The best thing about NESmaker is that it is unique. NESICIDE is a similar tool for nes project organization that lets you be more free and open ended, but you need to write every bit of code from scratch. Agnes is a game engine that you can study, modify and use, but it wasn't built for a particular project organizer tool. For other study cases, the source of Brad Smiths' lizard is for free. You can also look at disassemblies of old commercial games, but the comments are usually sparce and you need to figure out some or all of the labels yourself.

The current project i'm doing for the museum had a narrow time frame, so it was either basing it on agnes or nesmaker. Given that nesmaker provides a gui, that was problably the right decision.

The single most limiting aspect of the engine is that it doesn't support a proper metatile system - neither in the assembly code, nor in the GUI. If you make one for yourself, the screen world/screen editor is going bust.

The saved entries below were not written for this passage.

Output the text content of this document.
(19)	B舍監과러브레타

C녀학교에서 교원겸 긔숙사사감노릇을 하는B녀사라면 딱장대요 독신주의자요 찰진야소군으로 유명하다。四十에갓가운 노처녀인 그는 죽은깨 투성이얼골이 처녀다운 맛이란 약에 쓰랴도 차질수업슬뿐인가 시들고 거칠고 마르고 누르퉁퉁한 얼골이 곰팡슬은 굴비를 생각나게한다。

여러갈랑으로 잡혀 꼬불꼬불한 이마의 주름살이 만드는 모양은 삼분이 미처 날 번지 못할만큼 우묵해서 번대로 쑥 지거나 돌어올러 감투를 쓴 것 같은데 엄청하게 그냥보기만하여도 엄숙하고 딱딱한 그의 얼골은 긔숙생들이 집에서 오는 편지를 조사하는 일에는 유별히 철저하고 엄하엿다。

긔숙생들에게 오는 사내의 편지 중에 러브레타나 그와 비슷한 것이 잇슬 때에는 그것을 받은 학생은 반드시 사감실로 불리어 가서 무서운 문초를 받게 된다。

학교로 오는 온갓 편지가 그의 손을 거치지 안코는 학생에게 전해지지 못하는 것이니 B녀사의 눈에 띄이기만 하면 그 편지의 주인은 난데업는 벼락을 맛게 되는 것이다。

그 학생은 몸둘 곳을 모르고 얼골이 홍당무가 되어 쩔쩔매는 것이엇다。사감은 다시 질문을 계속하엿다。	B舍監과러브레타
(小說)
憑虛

The way NESmaker engine organizes tile deployment on screens is very wasteful on chr tilespace and something Nintendo had moved away from as early as games released 1986.

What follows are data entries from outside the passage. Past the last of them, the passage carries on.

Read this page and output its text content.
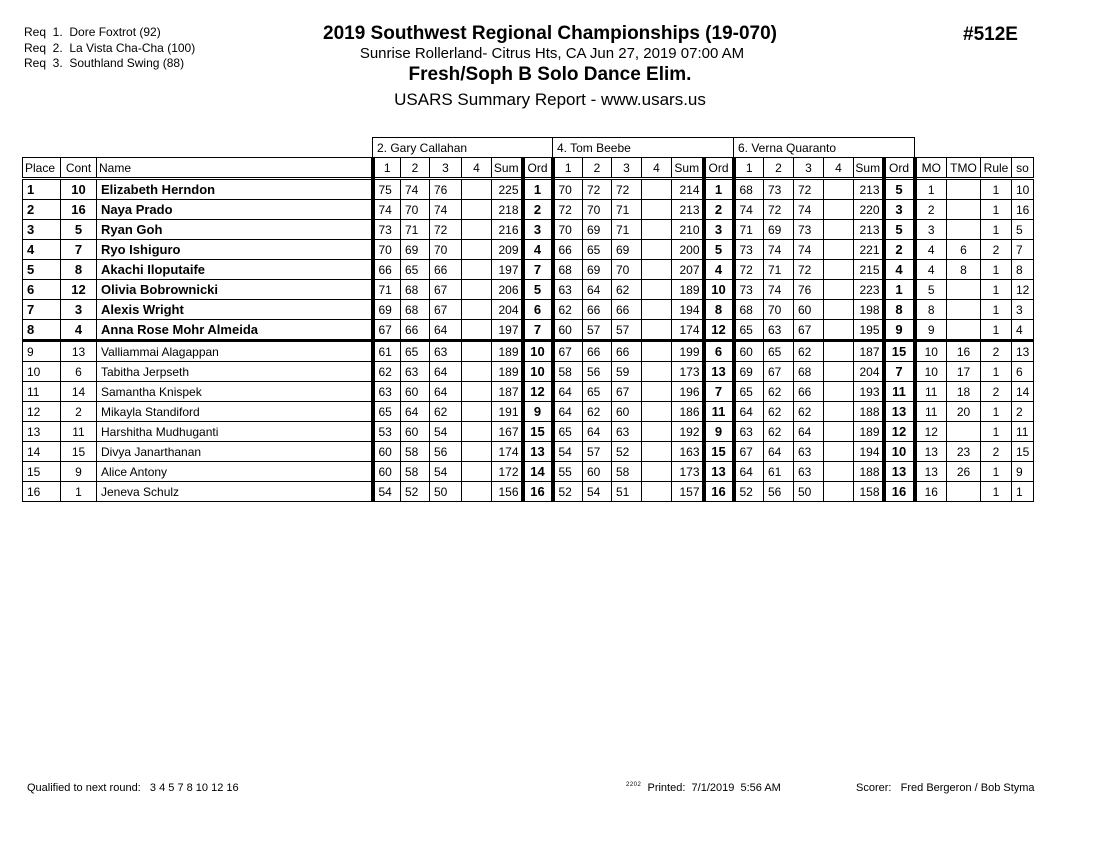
Req  1.  Dore Foxtrot (92)
Req  2.  La Vista Cha-Cha (100)
Req  3.  Southland Swing (88)
2019 Southwest Regional Championships (19-070)
Sunrise Rollerland- Citrus Hts, CA Jun 27, 2019 07:00 AM
Fresh/Soph B Solo Dance Elim.
USARS Summary Report - www.usars.us
#512E
			2. Gary Callahan						4. Tom Beebe						6. Verna Quaranto									
Place	Cont	Name	1	2	3	4	Sum	Ord	1	2	3	4	Sum	Ord	1	2	3	4	Sum	Ord	MO	TMO	Rule	so
1	10	Elizabeth Herndon	75	74	76		225	1	70	72	72		214	1	68	73	72		213	5	1		1	10
2	16	Naya Prado	74	70	74		218	2	72	70	71		213	2	74	72	74		220	3	2		1	16
3	5	Ryan Goh	73	71	72		216	3	70	69	71		210	3	71	69	73		213	5	3		1	5
4	7	Ryo Ishiguro	70	69	70		209	4	66	65	69		200	5	73	74	74		221	2	4	6	2	7
5	8	Akachi Iloputaife	66	65	66		197	7	68	69	70		207	4	72	71	72		215	4	4	8	1	8
6	12	Olivia Bobrownicki	71	68	67		206	5	63	64	62		189	10	73	74	76		223	1	5		1	12
7	3	Alexis Wright	69	68	67		204	6	62	66	66		194	8	68	70	60		198	8	8		1	3
8	4	Anna Rose Mohr Almeida	67	66	64		197	7	60	57	57		174	12	65	63	67		195	9	9		1	4
9	13	Valliammai Alagappan	61	65	63		189	10	67	66	66		199	6	60	65	62		187	15	10	16	2	13
10	6	Tabitha Jerpseth	62	63	64		189	10	58	56	59		173	13	69	67	68		204	7	10	17	1	6
11	14	Samantha Knispek	63	60	64		187	12	64	65	67		196	7	65	62	66		193	11	11	18	2	14
12	2	Mikayla Standiford	65	64	62		191	9	64	62	60		186	11	64	62	62		188	13	11	20	1	2
13	11	Harshitha Mudhuganti	53	60	54		167	15	65	64	63		192	9	63	62	64		189	12	12		1	11
14	15	Divya Janarthanan	60	58	56		174	13	54	57	52		163	15	67	64	63		194	10	13	23	2	15
15	9	Alice Antony	60	58	54		172	14	55	60	58		173	13	64	61	63		188	13	13	26	1	9
16	1	Jeneva Schulz	54	52	50		156	16	52	54	51		157	16	52	56	50		158	16	16		1	1
Qualified to next round: 3 4 5 7 8 10 12 16	$^{2202}$ Printed: 7/1/2019  5:56 AM	Scorer: Fred Bergeron / Bob Styma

tl;dr and in relation to some other things - The best that could happen for a future big version is IMO thus:

1- the inclusion of a proper meta tile system.
2 - screen editor display being rewritten to be content agnostic (ie not running into exceptions as soon as edits don't comply with the vanilla tile system) and thus more robust.
3- Simplified collision. the same results can be had with radial collision, but more efficiently and with a smaller zero page footprint
4- two-tier object handling. saves ram and cycles alike.

pretty much in that order
 

Mugi

Member
i made some noise in the 5.0 suggestions thread about the fact that the screen painter specifically completely threw the "do what you want with the code" out of the window by locking paths to paths and hud to hud, and im
really hoping that people would read over that and voice their opinion more to the devs as i believe it's propably THE most important thing that needs to be addressed in the way the tool currently works.
it's cool and all that you can modify your engine any way you want but currently modifying the graphics loading code in any way will just instantly render nesmaker's screen tool useless, and it's a real problem.
 

FrankenGraphics

New member
Yeah.. basically, the screen painter shouldn't care what tile is drawn where, by means of internal or external edits, the bundle in codebase or something completely custom written - it should still be able view tit without throwing an error. Rewriting it to sample tile ID:s directly for previewing instead of assuming things about the underlying level format would fix it. The picture needs to be re-sampled each time the user switches tile segments, but it already does that.
 
Thanks!

FrankenGraphics said:
!!: Note that the file may be present at several locations in your NESmaker folder. Replace the one that is relevant to your project (you can check this from your script settings).


Hmm, I see what you mean. In basic2019 there's one version of this in the system folder, and one under adventure folder. I don't see this file anywhere in script settings, which is where I usually call up an edited folder rather than overriding the original.

scriptsettings.png
 

Mugi

Member
handlescreenloads is in the system folder of your currently used module.
in your case i'd assume it is in gameenginedata/routines/basic_021019/system
 

baardbi

Well-known member
Thank you so much Frankengraphics :) It works great, and the game looks so much better because of this.